Want to reduce your risk of dementia? Then exercise more, eat a healthier diet, and cut down on drinking alcohol.
That's what health experts at the World Health Organization (WHO) have recommended for those wanting to avoid the heartbreaking disease that contributes to the decline of brain functioning and memory loss.
The WHO Guidelines on Risk Reduction of Cognitive Decline and Dementia reviewed existing evidence, and found that age was the strongest risk factor for developing the syndrome, but said it is not an inevitable consequence of ageing.
Although it can't be cured or prevented, people who take good care of themselves may have lower odds of getting it, the WHO report suggested.
There are already more than 50 million people around the world with dementia, and this figure is expected to triple to over 152 million by the year 2050.
Scientists have reacted by calling for more work on medicines to treat dementia, and said the WHO report clarifies what they already knew.
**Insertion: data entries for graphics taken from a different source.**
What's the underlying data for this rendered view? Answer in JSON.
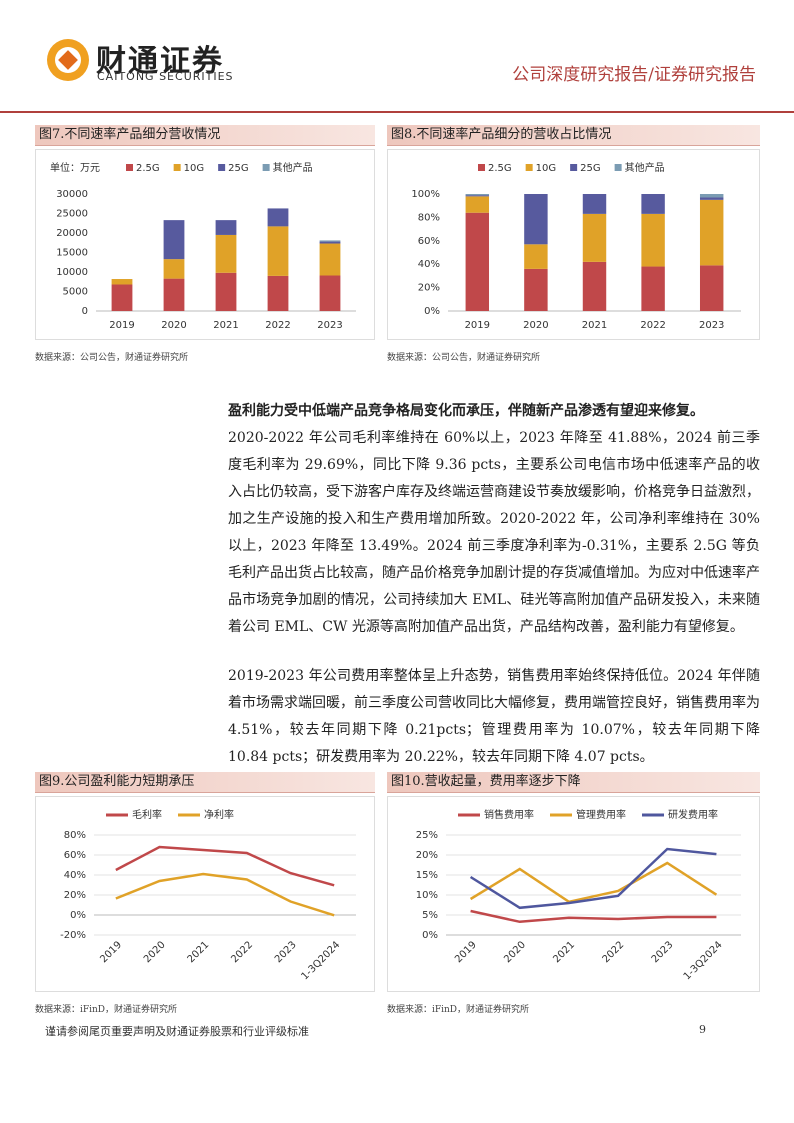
{
  "header": {
    "logo_cn": "财通证券",
    "logo_en": "CAITONG SECURITIES",
    "report_type": "公司深度研究报告/证券研究报告"
  },
  "chart_data": [
    {
      "type": "bar",
      "stacked": true,
      "title": "图7.不同速率产品细分营收情况",
      "unit_label": "单位：万元",
      "source": "数据来源：公司公告，财通证券研究所",
      "categories": [
        "2019",
        "2020",
        "2021",
        "2022",
        "2023"
      ],
      "series": [
        {
          "name": "2.5G",
          "color": "#c0484a",
          "values": [
            6800,
            8300,
            9800,
            9000,
            9100
          ]
        },
        {
          "name": "10G",
          "color": "#e0a228",
          "values": [
            1400,
            5000,
            9700,
            12700,
            8200
          ]
        },
        {
          "name": "25G",
          "color": "#575a9e",
          "values": [
            0,
            10000,
            3800,
            4600,
            500
          ]
        },
        {
          "name": "其他产品",
          "color": "#7b9cb3",
          "values": [
            0,
            0,
            0,
            0,
            300
          ]
        }
      ],
      "ylim": [
        0,
        30000
      ],
      "yticks": [
        0,
        5000,
        10000,
        15000,
        20000,
        25000,
        30000
      ]
    },
    {
      "type": "bar",
      "stacked": true,
      "title": "图8.不同速率产品细分的营收占比情况",
      "source": "数据来源：公司公告，财通证券研究所",
      "categories": [
        "2019",
        "2020",
        "2021",
        "2022",
        "2023"
      ],
      "series": [
        {
          "name": "2.5G",
          "color": "#c0484a",
          "values": [
            84,
            36,
            42,
            38,
            39
          ]
        },
        {
          "name": "10G",
          "color": "#e0a228",
          "values": [
            14,
            21,
            41,
            45,
            56
          ]
        },
        {
          "name": "25G",
          "color": "#575a9e",
          "values": [
            1,
            43,
            17,
            17,
            2
          ]
        },
        {
          "name": "其他产品",
          "color": "#7b9cb3",
          "values": [
            1,
            0,
            0,
            0,
            3
          ]
        }
      ],
      "ylim": [
        0,
        100
      ],
      "yticks": [
        {
          "value": 0,
          "label": "0%"
        },
        {
          "value": 20,
          "label": "20%"
        },
        {
          "value": 40,
          "label": "40%"
        },
        {
          "value": 60,
          "label": "60%"
        },
        {
          "value": 80,
          "label": "80%"
        },
        {
          "value": 100,
          "label": "100%"
        }
      ]
    },
    {
      "type": "line",
      "title": "图9.公司盈利能力短期承压",
      "source": "数据来源：iFinD，财通证券研究所",
      "categories": [
        "2019",
        "2020",
        "2021",
        "2022",
        "2023",
        "1-3Q2024"
      ],
      "series": [
        {
          "name": "毛利率",
          "color": "#c0484a",
          "values": [
            45,
            68,
            65,
            62,
            41.88,
            29.69
          ]
        },
        {
          "name": "净利率",
          "color": "#e0a228",
          "values": [
            16.5,
            34,
            41,
            35.5,
            13.49,
            -0.31
          ]
        }
      ],
      "ylim": [
        -20,
        80
      ],
      "yticks": [
        {
          "value": -20,
          "label": "-20%"
        },
        {
          "value": 0,
          "label": "0%"
        },
        {
          "value": 20,
          "label": "20%"
        },
        {
          "value": 40,
          "label": "40%"
        },
        {
          "value": 60,
          "label": "60%"
        },
        {
          "value": 80,
          "label": "80%"
        }
      ]
    },
    {
      "type": "line",
      "title": "图10.营收起量，费用率逐步下降",
      "source": "数据来源：iFinD，财通证券研究所",
      "categories": [
        "2019",
        "2020",
        "2021",
        "2022",
        "2023",
        "1-3Q2024"
      ],
      "series": [
        {
          "name": "销售费用率",
          "color": "#c0484a",
          "values": [
            6,
            3.3,
            4.3,
            4,
            4.5,
            4.51
          ]
        },
        {
          "name": "管理费用率",
          "color": "#e0a228",
          "values": [
            9,
            16.5,
            8.3,
            11,
            18,
            10.07
          ]
        },
        {
          "name": "研发费用率",
          "color": "#4f579e",
          "values": [
            14.5,
            6.8,
            8,
            9.8,
            21.5,
            20.22
          ]
        }
      ],
      "ylim": [
        0,
        25
      ],
      "yticks": [
        {
          "value": 0,
          "label": "0%"
        },
        {
          "value": 5,
          "label": "5%"
        },
        {
          "value": 10,
          "label": "10%"
        },
        {
          "value": 15,
          "label": "15%"
        },
        {
          "value": 20,
          "label": "20%"
        },
        {
          "value": 25,
          "label": "25%"
        }
      ]
    }
  ],
  "body": {
    "p1_lead": "盈利能力受中低端产品竞争格局变化而承压，伴随新产品渗透有望迎来修复。",
    "p1_text": "2020-2022 年公司毛利率维持在 60%以上，2023 年降至 41.88%，2024 前三季度毛利率为 29.69%，同比下降 9.36 pcts，主要系公司电信市场中低速率产品的收入占比仍较高，受下游客户库存及终端运营商建设节奏放缓影响，价格竞争日益激烈，加之生产设施的投入和生产费用增加所致。2020-2022 年，公司净利率维持在 30%以上，2023 年降至 13.49%。2024 前三季度净利率为-0.31%，主要系 2.5G 等负毛利产品出货占比较高，随产品价格竞争加剧计提的存货减值增加。为应对中低速率产品市场竞争加剧的情况，公司持续加大 EML、硅光等高附加值产品研发投入，未来随着公司 EML、CW 光源等高附加值产品出货，产品结构改善，盈利能力有望修复。",
    "p2": "2019-2023 年公司费用率整体呈上升态势，销售费用率始终保持低位。2024 年伴随着市场需求端回暖，前三季度公司营收同比大幅修复，费用端管控良好，销售费用率为 4.51%，较去年同期下降 0.21pcts；管理费用率为 10.07%，较去年同期下降 10.84 pcts；研发费用率为 20.22%，较去年同期下降 4.07 pcts。"
  },
  "footer": {
    "disclaimer": "谨请参阅尾页重要声明及财通证券股票和行业评级标准",
    "page_number": "9"
  }
}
"While age is the strongest known risk factor for cognitive decline, dementia is not a natural or inevitable consequence of ageing," the report said.
A Mediterranean diet, which contains a lot of fruit and vegetables, nuts, lentils, beans and potatoes or rice, was recommended.
Health experts at WHO added there was no scientific evidence that taking vitamin B, E or Omega-3 supplements would improve brain health and reduce the risk of dementia.
More than 850,000 in the U.K. have dementia, and Dr Carol Routledge from Alzheimer's Research UK, called the new report a "valuable resource".
"Genetic predisposition plays an important role in many people’s risk of diseases like Alzheimer’s, and while we cannot change the genes we inherit, taking the steps outlined in this report can still help to stack the odds in our favour," she explained.